De Hollywood para as prisões da Califórnia
Dez anos atrás, o ator decidiu ensinar arte dramática nas prisões de máxima segurança da Califórnia. “Foi um enorme desafio, mas a reação foi fantástica. Vários atores fazem espetáculos gratuitos nas prisões, recebem aplausos e depois viram as costas e fecham a porta mantendo sempre uma distância segura. Eu não queria fazer o mesmo, meu objetivo era outro. Era interferir na vida dos criminosos. Era fazer com que os presos deixassem, por algumas horas, a própria existência marcada por seqüência de erros e tragédias e mergulhassem no mundo do teatro. Aí montamos “Harlequino on go to Freedom” (Arlequim a um passo da liberdade).
Para ele “Harlequino on go to Freedom” é reflexo da desigualdade na América “onde a parcela mais fragilizada da população cresce com rancor, ódio, cercada por suspeita e desejos de vingança. Com o passar dos anos, esses sentimentos dilatam até provocar crimes que levam o indivíduo à condenação e à morte social. Nos Estados Unidos, 80% dos prisioneiros são negros ou de origem latina. A possibilidade de dar a estas pessoas, que jogaram fora a própria existência, momentos de alegria, por meio da arte, da dança, da música, foi e é para mim, muito importante”.
Esse projeto dedicado ao sistema carcerário foi reconhecido por sua importância pela Casa Branca e pelo Ministério da Justiça.

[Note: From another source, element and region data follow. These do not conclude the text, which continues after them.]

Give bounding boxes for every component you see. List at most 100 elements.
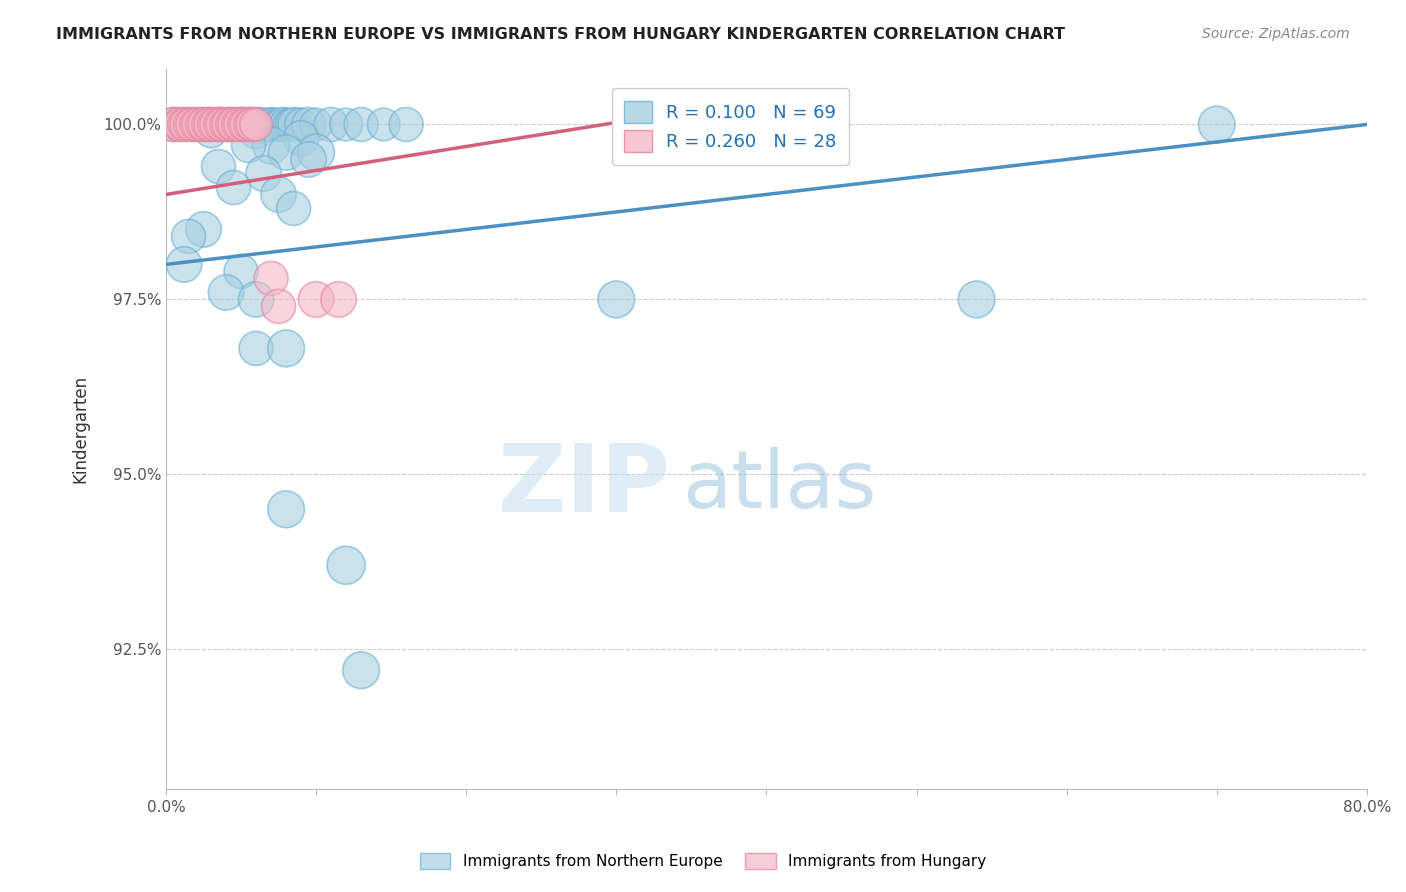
Point: [297, 118, 319, 132]
Point: [335, 558, 357, 573]
Point: [181, 118, 204, 132]
Point: [179, 118, 201, 132]
Point: [218, 118, 240, 132]
Point: [229, 264, 252, 278]
Point: [281, 118, 304, 132]
Point: [181, 118, 204, 132]
Point: [221, 118, 243, 132]
Point: [305, 145, 328, 160]
Point: [215, 285, 238, 300]
Point: [290, 131, 312, 145]
Point: [284, 118, 307, 132]
Point: [257, 118, 280, 132]
Point: [238, 138, 260, 153]
Point: [278, 118, 301, 132]
Point: [373, 118, 395, 132]
Point: [966, 293, 988, 307]
Point: [239, 118, 262, 132]
Point: [224, 118, 246, 132]
Point: [184, 118, 207, 132]
Legend: R = 0.100   N = 69, R = 0.260   N = 28: R = 0.100 N = 69, R = 0.260 N = 28: [612, 88, 849, 165]
Point: [173, 118, 195, 132]
Y-axis label: Kindergarten: Kindergarten: [72, 375, 89, 483]
Point: [245, 293, 267, 307]
Point: [205, 118, 228, 132]
Point: [290, 118, 312, 132]
Point: [247, 118, 270, 132]
Point: [194, 118, 217, 132]
Point: [229, 118, 252, 132]
Point: [350, 663, 373, 677]
Point: [170, 118, 193, 132]
Point: [271, 118, 294, 132]
Point: [207, 160, 229, 174]
Point: [167, 118, 190, 132]
Point: [245, 118, 267, 132]
Point: [605, 293, 627, 307]
Point: [274, 342, 297, 356]
Point: [252, 166, 274, 180]
Point: [335, 118, 357, 132]
Point: [395, 118, 418, 132]
Point: [305, 293, 328, 307]
Point: [205, 118, 228, 132]
Point: [179, 118, 201, 132]
Text: atlas: atlas: [682, 448, 877, 525]
Point: [200, 118, 222, 132]
Point: [245, 342, 267, 356]
Point: [236, 118, 259, 132]
Point: [328, 293, 350, 307]
Point: [242, 118, 264, 132]
Point: [197, 118, 219, 132]
Point: [215, 118, 238, 132]
Point: [274, 118, 297, 132]
Point: [274, 502, 297, 516]
Point: [188, 118, 211, 132]
Point: [167, 118, 190, 132]
Point: [239, 118, 262, 132]
Point: [202, 118, 225, 132]
Point: [162, 118, 184, 132]
Point: [184, 118, 207, 132]
Point: [202, 118, 225, 132]
Point: [222, 180, 245, 194]
Point: [266, 118, 288, 132]
Point: [188, 118, 211, 132]
Point: [350, 118, 373, 132]
Text: IMMIGRANTS FROM NORTHERN EUROPE VS IMMIGRANTS FROM HUNGARY KINDERGARTEN CORRELAT: IMMIGRANTS FROM NORTHERN EUROPE VS IMMIG…: [56, 27, 1066, 42]
Point: [208, 118, 231, 132]
Legend: Immigrants from Northern Europe, Immigrants from Hungary: Immigrants from Northern Europe, Immigra…: [413, 847, 993, 875]
Point: [170, 118, 193, 132]
Point: [226, 118, 249, 132]
Point: [177, 229, 200, 244]
Point: [191, 118, 214, 132]
Point: [226, 118, 249, 132]
Point: [269, 118, 291, 132]
Point: [245, 118, 267, 132]
Point: [173, 257, 195, 271]
Text: ZIP: ZIP: [498, 441, 671, 533]
Point: [236, 118, 259, 132]
Point: [197, 118, 219, 132]
Point: [221, 118, 243, 132]
Point: [267, 299, 290, 313]
Point: [162, 118, 184, 132]
Point: [218, 118, 240, 132]
Point: [176, 118, 198, 132]
Point: [319, 118, 342, 132]
Point: [233, 118, 256, 132]
Point: [176, 118, 198, 132]
Point: [212, 118, 235, 132]
Point: [1205, 118, 1227, 132]
Text: Source: ZipAtlas.com: Source: ZipAtlas.com: [1202, 27, 1350, 41]
Point: [260, 118, 283, 132]
Point: [274, 145, 297, 160]
Point: [242, 118, 264, 132]
Point: [245, 124, 267, 138]
Point: [173, 118, 195, 132]
Point: [283, 202, 305, 216]
Point: [263, 118, 285, 132]
Point: [297, 153, 319, 167]
Point: [254, 118, 277, 132]
Point: [212, 118, 235, 132]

Em seus 35 anos de vida, a Actor´s Gang conquistou fama internacional e colocou em cena mais de 150 peças pouco convencionais e adaptações de textos clássicos sob uma perspectiva moderna, contemporânea. A primeira turnê internacional da Actor’s Gang foi, em 1989, no Festival de Edimburgo com “Carnage, a Comedy”. A partir daí, a companhia fez várias temporadas na Europa, Ásia, Austrália com produções como O Sonho de uma Noite de Verão, de Shakespeare, 1984, de George Orwell, Tartufo, de Molière e Embedded, uma sátira contra a Guerra no Iraque.